Overhead capture hoods are another option. Overhead hoods can be as small as 4 feet by 4 feet or as large as 16 feet by 16 feet. They are placed above the work area and connect to ductwork and a larger centralized fume extraction system. Hoods with a low profile are designed to minimize the space they require. Hoods can typically cover more area for fume capture than arms.
Step 3: Work practice (administrative) controls
The next step is to implement work practice controls. These do not remove hazards but instead limit or prevent an operator’s exposure to weld fumes by modifying behavior or the work environment. This step often involves proper operator training or modification of jigs and fixtures to allow for more ergonomic body positions in relation to the weldment and work habits to limit fume exposure. Even small adjustments can significantly reduce exposure rates and greatly improve productivity by helping the operator be more efficient.
A welding operator should use basic best practices, including keeping their head out of the weld plume; changing body position to take advantage of airflows moving from back to front; and making sure any air movement in the work area pushes fume away from the breathing zone.
Choose welding helmets that offer a larger, clear view of the weld puddle. These allow operators to keep their heads out of the weld plume — while maintaining a clear view of their work. Combined with regular vision testing, better helmets provide welders with more options for positioning — resulting in higher-quality work.
Step 4: PPE
The final step includes implementing respiratory protection. Options include disposable masks, half masks, powered air purifying respirators (PAPRs) or supplied air respirators (SARs). In some applications, PPE may be the only viable solution that reduces weld fume exposure below required levels. However, there are additional steps and expenses necessary with this solution, including medical evaluations, fit tests, training and filter replacements.
Use respirators if engineering controls are not feasible or do not reduce fume exposure levels enough, or during maintenance or emergency situations. Whether respirator use is mandatory or voluntary, companies must establish and maintain a written respiratory protection program as stated by OSHA 29 CFR 1910.134.

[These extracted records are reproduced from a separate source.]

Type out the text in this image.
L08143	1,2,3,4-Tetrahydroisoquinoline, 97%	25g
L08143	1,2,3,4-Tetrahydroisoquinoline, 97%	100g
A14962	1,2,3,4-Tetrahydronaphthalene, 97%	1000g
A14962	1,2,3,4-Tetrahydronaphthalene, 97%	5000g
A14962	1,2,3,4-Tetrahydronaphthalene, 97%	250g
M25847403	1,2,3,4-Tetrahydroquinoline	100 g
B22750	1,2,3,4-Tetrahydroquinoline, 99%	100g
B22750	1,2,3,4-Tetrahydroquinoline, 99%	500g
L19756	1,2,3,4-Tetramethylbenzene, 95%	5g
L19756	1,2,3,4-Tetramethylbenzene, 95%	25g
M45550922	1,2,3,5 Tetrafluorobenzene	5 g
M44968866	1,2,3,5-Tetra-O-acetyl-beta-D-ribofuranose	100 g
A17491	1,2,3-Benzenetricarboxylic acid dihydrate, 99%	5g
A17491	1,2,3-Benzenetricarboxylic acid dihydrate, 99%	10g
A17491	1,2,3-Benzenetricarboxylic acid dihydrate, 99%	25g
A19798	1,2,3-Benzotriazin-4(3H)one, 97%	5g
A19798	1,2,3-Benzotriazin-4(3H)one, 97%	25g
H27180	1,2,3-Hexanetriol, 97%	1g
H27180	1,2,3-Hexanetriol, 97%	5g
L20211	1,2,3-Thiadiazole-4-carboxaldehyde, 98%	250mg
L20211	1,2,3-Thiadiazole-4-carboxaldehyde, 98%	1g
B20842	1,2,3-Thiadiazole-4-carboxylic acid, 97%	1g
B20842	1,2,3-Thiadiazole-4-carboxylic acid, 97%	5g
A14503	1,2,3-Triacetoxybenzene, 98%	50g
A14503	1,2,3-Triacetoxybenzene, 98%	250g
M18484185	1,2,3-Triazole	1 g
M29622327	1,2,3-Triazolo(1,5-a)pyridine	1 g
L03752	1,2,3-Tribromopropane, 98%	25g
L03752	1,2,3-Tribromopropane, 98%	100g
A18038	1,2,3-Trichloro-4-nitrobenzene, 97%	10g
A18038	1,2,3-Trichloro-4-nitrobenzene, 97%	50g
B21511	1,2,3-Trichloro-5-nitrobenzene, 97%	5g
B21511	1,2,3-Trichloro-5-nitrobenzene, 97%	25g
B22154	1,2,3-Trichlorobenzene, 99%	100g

Each type of respirator is given an assigned protection factor (APF), which is the level of protection it will provide when used properly, in conjunction with a written respiratory protection program. Companies must consider the respirator’s APF, air-sampling results within the facility, and OSHA’s Permissible Exposure Limits (PELs) for those contaminants to determine which respirator is suitable. To get the most out of the respiratory protection, ensure each employee has selected a respirator that provides a comfortable fit and does not negatively impact productivity.
Limiting fume exposure
There is no one-size-fits-all solution to minimize fume exposure in manufacturing welding applications. To determine the best option, evaluate various products, get feedback during and encourage operator involvement to enhance buy-in.
Remember, proper training is also key for successful implementation of fume management controls. And depending on the environmental factors and operation goals, it may be necessary to implement multiple solutions from OSHA’s Hierarchy of Controls.